Acne treatment Acne treatment

Food Intolerance and Acne

Food Intolerance and Acne Food Intolerance and Acne Food Intolerance and Acne


Acne is a common skin condition characterized by clogged pores, blackheads, and pimples that affects teenagers and adults. "Between 17 and 45 million people have acne, making it the most common skin disease in the United States," according to the University of Maryland Medical Center. Food intolerance may be one of the many causes.


"It's confirmed. Dairy products and sugar cause acne," says Mark Hyman, MD in The Huffington Post. It's not what you put on your skin, but what you put in your mouth that is the culprit in causing pimples. Dairy products, like milk and cheese, naturally contain over 60 different bovine hormones, even the organic, raw, hormone-free milk. Intolerance to the hormones in milk and their impact on your own hormones is a cause of acne.


Eating sugary foods and refined carbs increases your blood sugar and insulin levels. If you are intolerant to sugary, processed foods, the increased levels of blood sugar and insulin can stimulate your skin to grow bacteria and produce acne. Dr. Hyman says controlled studies have found that "people who had higher sugar intake and a high glycemic load diet, meaning more bread, rice, cereal, pasta, sugar, and flour products of all kinds, had significantly more acne." According to James F. Balch, M.D. in the "Prescription for Nutritional Healing," biopsies on individuals with acne have showed their tissues' glucose tolerance to be seriously flawed, a condition one researcher called "skin diabetes."


"It has been well-established since the 1960s that iodine intake can exacerbate acne," says University at Buffalo dermatologist Harvey Arbesman, M.D. He believes the connection between acne and dairy products could be due to the combination of hormones and the significant levels of iodine found in milk. Cows are fed iodine-fortified feed to prevent infection, and farmers use sanitizing iodine solutions on udders and milking equipment. Consequently, there can be a lot of iodine in dairy products. Dr.
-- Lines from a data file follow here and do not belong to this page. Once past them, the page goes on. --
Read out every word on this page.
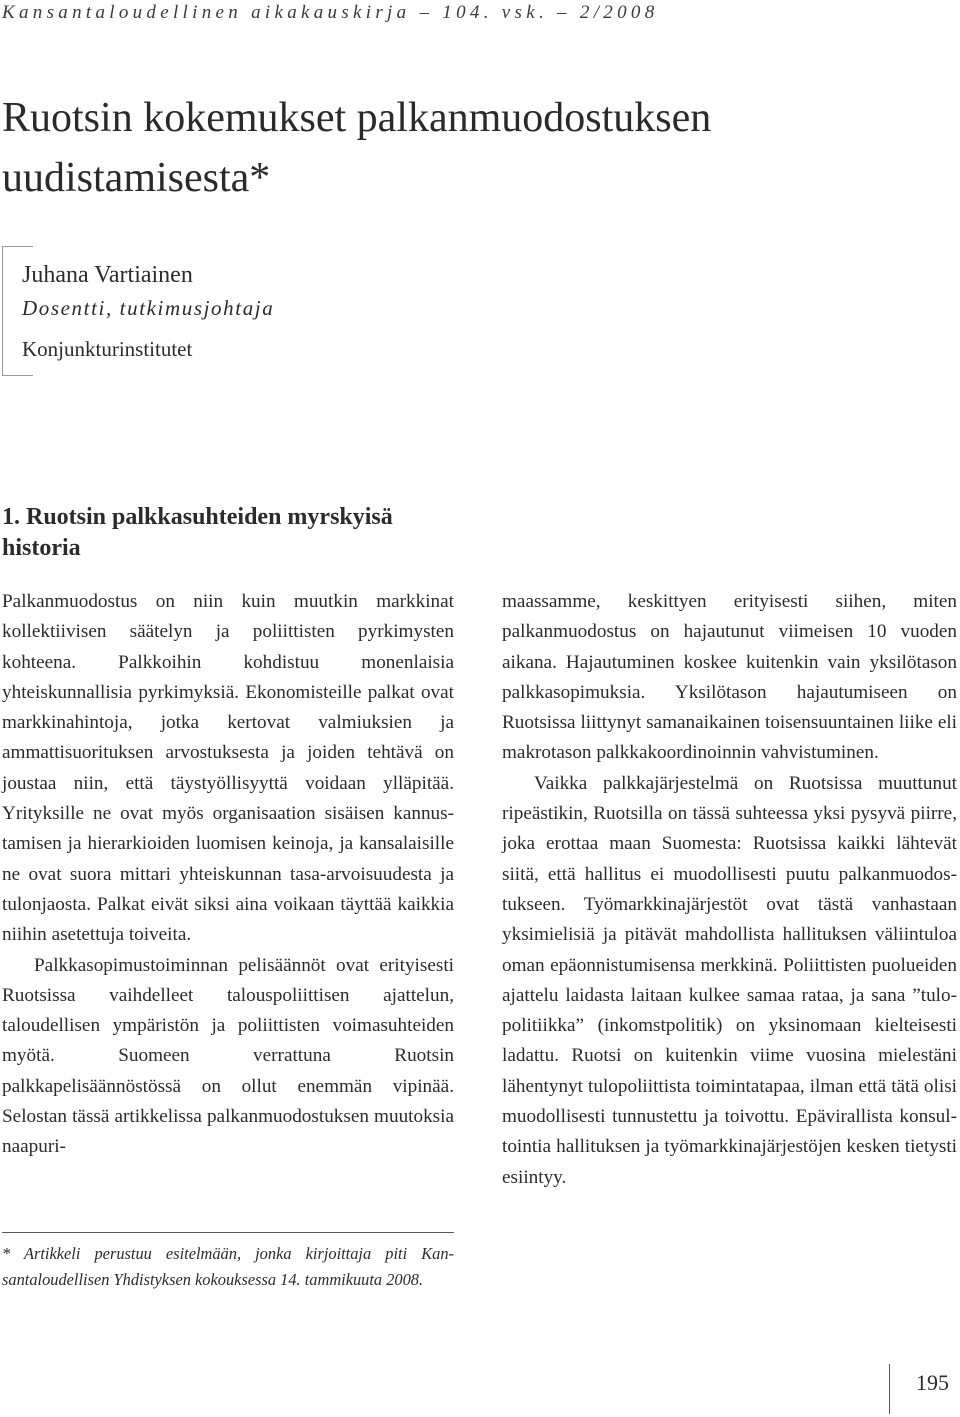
Kansantaloudellinen aikakauskirja – 104. vsk. – 2/2008
Ruotsin kokemukset palkanmuodostuksen uudistamisesta*
Juhana Vartiainen
Dosentti, tutkimusjohtaja
Konjunkturinstitutet
1. Ruotsin palkkasuhteiden myrskyisä historia

Palkanmuodostus on niin kuin muutkin markkinat kollektiivisen säätelyn ja poliittisten pyrkimysten kohteena. Palkkoihin kohdistuu monenlaisia yhteiskunnallisia pyrkimyksiä. Ekonomisteille palkat ovat markkinahintoja, jotka kertovat valmiuksien ja ammattisuorituksen arvostuksesta ja joiden tehtävä on joustaa niin, että täystyöllisyyttä voidaan ylläpitää. Yrityksille ne ovat myös organisaation sisäisen kannustamisen ja hierarkioiden luomisen keinoja, ja kansalaisille ne ovat suora mittari yhteiskunnan tasa-arvoisuudesta ja tulonjaosta. Palkat eivät siksi aina voikaan täyttää kaikkia niihin asetettuja toiveita.

Palkkasopimustoiminnan pelisäännöt ovat erityisesti Ruotsissa vaihdelleet talouspoliittisen ajattelun, taloudellisen ympäristön ja poliittisten voimasuhteiden myötä. Suomeen verrattuna Ruotsin palkkapelisäännöstössä on ollut enemmän vipinää. Selostan tässä artikkelissa palkanmuodostuksen muutoksia naapuri-

maassamme, keskittyen erityisesti siihen, miten palkanmuodostus on hajautunut viimeisen 10 vuoden aikana. Hajautuminen koskee kuitenkin vain yksilötason palkkasopimuksia. Yksilötason hajautumiseen on Ruotsissa liittynyt samanaikainen toisensuuntainen liike eli makrotason palkkakoordinoinnin vahvistuminen.

Vaikka palkkajärjestelmä on Ruotsissa muuttunut ripeästikin, Ruotsilla on tässä suhteessa yksi pysyvä piirre, joka erottaa maan Suomesta: Ruotsissa kaikki lähtevät siitä, että hallitus ei muodollisesti puutu palkanmuodostukseen. Työmarkkinajärjestöt ovat tästä vanhastaan yksimielisiä ja pitävät mahdollista hallituksen väliintuloa oman epäonnistumisensa merkkinä. Poliittisten puolueiden ajattelu laidasta laitaan kulkee samaa rataa, ja sana ”tulopolitiikka” (inkomstpolitik) on yksinomaan kielteisesti ladattu. Ruotsi on kuitenkin viime vuosina mielestäni lähentynyt tulopoliittista toimintatapaa, ilman että tätä olisi muodollisesti tunnustettu ja toivottu. Epävirallista konsultointia hallituksen ja työmarkkinajärjestöjen kesken tietysti esiintyy.

* Artikkeli perustuu esitelmään, jonka kirjoittaja piti Kansantaloudellisen Yhdistyksen kokouksessa 14. tammikuuta 2008.
195
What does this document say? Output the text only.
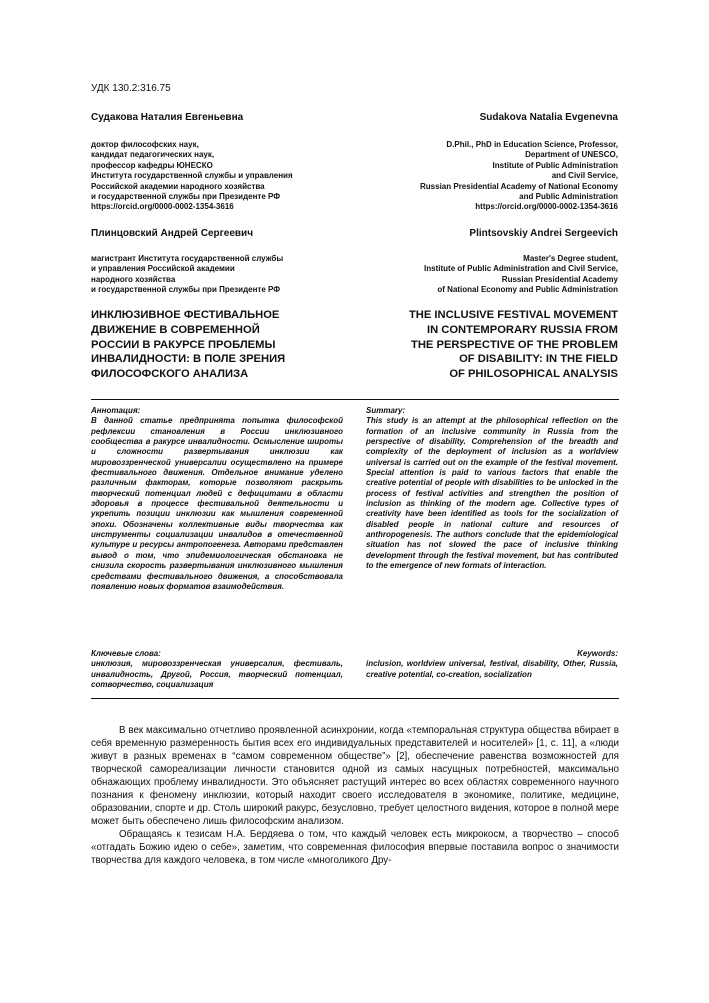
УДК 130.2:316.75
Судакова Наталия Евгеньевна	Sudakova Natalia Evgenevna
доктор философских наук,
кандидат педагогических наук,
профессор кафедры ЮНЕСКО
Института государственной службы и управления
Российской академии народного хозяйства
и государственной службы при Президенте РФ
https://orcid.org/0000-0002-1354-3616
D.Phil., PhD in Education Science, Professor,
Department of UNESCO,
Institute of Public Administration
and Civil Service,
Russian Presidential Academy of National Economy
and Public Administration
https://orcid.org/0000-0002-1354-3616
Плинцовский Андрей Сергеевич	Plintsovskiy Andrei Sergeevich
магистрант Института государственной службы
и управления Российской академии
народного хозяйства
и государственной службы при Президенте РФ
Master's Degree student,
Institute of Public Administration and Civil Service,
Russian Presidential Academy
of National Economy and Public Administration
ИНКЛЮЗИВНОЕ ФЕСТИВАЛЬНОЕ
ДВИЖЕНИЕ В СОВРЕМЕННОЙ
РОССИИ В РАКУРСЕ ПРОБЛЕМЫ
ИНВАЛИДНОСТИ: В ПОЛЕ ЗРЕНИЯ
ФИЛОСОФСКОГО АНАЛИЗА
THE INCLUSIVE FESTIVAL MOVEMENT
IN CONTEMPORARY RUSSIA FROM
THE PERSPECTIVE OF THE PROBLEM
OF DISABILITY: IN THE FIELD
OF PHILOSOPHICAL ANALYSIS
Аннотация:
В данной статье предпринята попытка философской рефлексии становления в России инклюзивного сообщества в ракурсе инвалидности. Осмысление широты и сложности развертывания инклюзии как мировоззренческой универсалии осуществлено на примере фестивального движения. Отдельное внимание уделено различным факторам, которые позволяют раскрыть творческий потенциал людей с дефицитами в области здоровья в процессе фестивальной деятельности и укрепить позиции инклюзии как мышления современной эпохи. Обозначены коллективные виды творчества как инструменты социализации инвалидов в отечественной культуре и ресурсы антропогенеза. Авторами представлен вывод о том, что эпидемиологическая обстановка не снизила скорость развертывания инклюзивного мышления средствами фестивального движения, а способствовала появлению новых форматов взаимодействия.
Summary:
This study is an attempt at the philosophical reflection on the formation of an inclusive community in Russia from the perspective of disability. Comprehension of the breadth and complexity of the deployment of inclusion as a worldview universal is carried out on the example of the festival movement. Special attention is paid to various factors that enable the creative potential of people with disabilities to be unlocked in the process of festival activities and strengthen the position of inclusion as thinking of the modern age. Collective types of creativity have been identified as tools for the socialization of disabled people in national culture and resources of anthropogenesis. The authors conclude that the epidemiological situation has not slowed the pace of inclusive thinking development through the festival movement, but has contributed to the emergence of new formats of interaction.
Ключевые слова:
инклюзия, мировоззренческая универсалия, фестиваль, инвалидность, Другой, Россия, творческий потенциал, сотворчество, социализация
Keywords:
inclusion, worldview universal, festival, disability, Other, Russia, creative potential, co-creation, socialization

В век максимально отчетливо проявленной асинхронии, когда «темпоральная структура общества вбирает в себя временную размеренность бытия всех его индивидуальных представителей и носителей» [1, с. 11], а «люди живут в разных временах в “самом современном обществе”» [2], обеспечение равенства возможностей для творческой самореализации личности становится одной из самых насущных потребностей, максимально обнажающих проблему инвалидности. Это объясняет растущий интерес во всех областях современного научного познания к феномену инклюзии, который находит своего исследователя в экономике, политике, медицине, образовании, спорте и др. Столь широкий ракурс, безусловно, требует целостного видения, которое в полной мере может быть обеспечено лишь философским анализом.

Обращаясь к тезисам Н.А. Бердяева о том, что каждый человек есть микрокосм, а творчество – способ «отгадать Божию идею о себе», заметим, что современная философия впервые поставила вопрос о значимости творчества для каждого человека, в том числе «многоликого Дру-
Balch also recommends avoiding foods that are high in iodine, such as iodized salt, fish, kelp and onions.

Keep a Food/Skin Journal

Food intolerance will vary and manifest differently from person to person. Keeping track of the foods you eat and their effects on your skin may help identify the foods that trigger your acne. Consider eliminating certain foods from your diet and see if your acne improves. Alcohol, butter, caffeine, cheese, chocolate, cocoa, cream, eggs, fat, fish, fried foods, spicy foods, hydrogenated oil, margarine, wheat, meat and soft drinks are possible suspects, according to Dr. Balch.